JAKARTA, iNews.id – Walaupun perhelatan Miss Indonesia 2019 telah usai dan menemukan pemenangnya, namun nilai-nilai yang ada pada ajang tersebut masih menjadi pegangan bagi para finalisnya. Salah satunya adalah Beauty With A Purpose (BWAP).

Mewujudkan BWAP tersebut, para Runner-Up Miss Indonesia di antaranya Elisa Jonathan (Runner-Up 1 Miss Indonesia 2019), Sharon Sumolang (Runner-Up 2 Miss Indonesia 2019), Tamara Gondo (Runner-Up 3 Miss Indonesia 2019), dan Rosa Nona (Runner-Up Up 4 Miss Indonesia) berkolaborasi meluncurkan koleksi busana fashion bersama Liberty Society.

Bukan koleksi busana biasa, busana-busana dalam koleksi bersama ke-empat Runner-Up Miss Indonesia 2019 ini memiliki tujuan membantu pendidikan perempuan di daerah-daerah Indonesia.

Selain itu, fashion item yang dijual seperti shirt, topi, dan hoodie yang didesain oleh para Runner-Up Miss Indonesia juga memiliki pesan-pesan khusus yang mengajak pemakainya untuk peduli terhadap permasalahan-permasalahan sosial di Indonesia.

“Kita ingin kampanye ini bisa menginspirasi melalui pesan khusus yang ada pada baju ini.
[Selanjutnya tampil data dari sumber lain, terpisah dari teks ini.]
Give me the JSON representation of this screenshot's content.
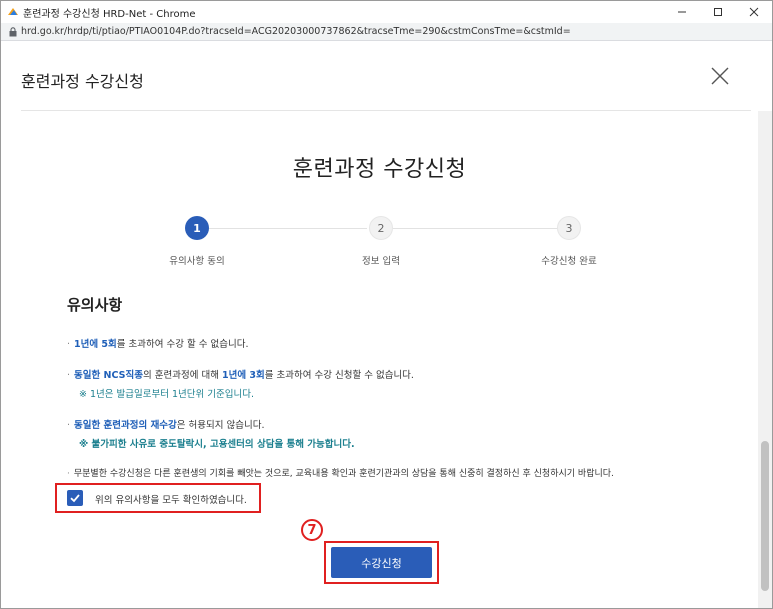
{
  "window": {
    "title": "훈련과정 수강신청 HRD-Net - Chrome",
    "url": "hrd.go.kr/hrdp/ti/ptiao/PTIAO0104P.do?tracseId=ACG20203000737862&tracseTme=290&cstmConsTme=&cstmId="
  },
  "modal": {
    "title": "훈련과정 수강신청"
  },
  "page": {
    "title": "훈련과정 수강신청"
  },
  "steps": [
    {
      "number": "1",
      "label": "유의사항 동의"
    },
    {
      "number": "2",
      "label": "정보 입력"
    },
    {
      "number": "3",
      "label": "수강신청 완료"
    }
  ],
  "notices": {
    "heading": "유의사항",
    "n1_blue": "1년에 5회",
    "n1_rest": "를 초과하여 수강 할 수 없습니다.",
    "n2_blue1": "동일한 NCS직종",
    "n2_mid": "의 훈련과정에 대해 ",
    "n2_blue2": "1년에 3회",
    "n2_rest": "를 초과하여 수강 신청할 수 없습니다.",
    "n2_sub": "※ 1년은 발급일로부터 1년단위 기준입니다.",
    "n3_blue": "동일한 훈련과정의 재수강",
    "n3_rest": "은 허용되지 않습니다.",
    "n3_sub": "※ 불가피한 사유로 중도탈락시, 고용센터의 상담을 통해 가능합니다.",
    "n4": "무분별한 수강신청은 다른 훈련생의 기회를 빼앗는 것으로, 교육내용 확인과 훈련기관과의 상담을 통해 신중히 결정하신 후 신청하시기 바랍니다."
  },
  "agree": {
    "label": "위의 유의사항을 모두 확인하였습니다.",
    "checked": true
  },
  "annotation": {
    "badge": "7"
  },
  "submit": {
    "label": "수강신청"
  },
  "colors": {
    "accent": "#2a5db8",
    "highlight": "#1f5fb8",
    "sub_note": "#1b7f8e",
    "annotation_red": "#e02020"
  }
}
Kemudian 30 persen hasil penjualan akan diberikan pada LSM untuk pendidikan perempuan di daerah pascakonflik di Indonesia,” kata Runner-Up 2 Miss Indonesia 2019 Sharon Sumolang saat peluncuran koleksi di Menara by Kibar, Cikini, Jakarta Pusat, Kamis (2/5/2019).

Sharon mendesain sebuah kaus yang bertuliskan ‘Si Tou Tumou Tou’, sebuah filosofi Sam Ratulangi di Minahasa yang memiliki arti ‘Manusia memanusiakan Manusia’.

Lebih lanjut, Tamara Gondo selaku Runner-Up 3 Miss Indonesia 2019 dan pendiri label Liberty Society mengatakan, dia ingin menginspirasi anak muda bahwa apa yang dilakukan bisa berdampak pada komunitas.

“My vision is to see more hearts to love and more hands to serve. Ada kekuatan ketika kita bersatu untuk tujuan yang lebih besar,” kata Tamara.

Sementara itu, Runner-Up 1 Miss Indonesia 2019 Elisa Jonathan yang turut mendesain kaus bertuliskan ‘Girls Can’t What’, sebuah pertanyaan retorika yang memberikan pernyataan bahwa perempuan bisa melakukan apa pun yang mereka inginkan.

“Saya tahu dan saya percaya bahwa kita semua punya hak yang sama. So, why we should be shy? ‘Girls Can’t What’ itu lebih ke sebuah pertanyaan retorika yang mengimplikasikan bahwa perempuan itu bisa,” kata Elisa.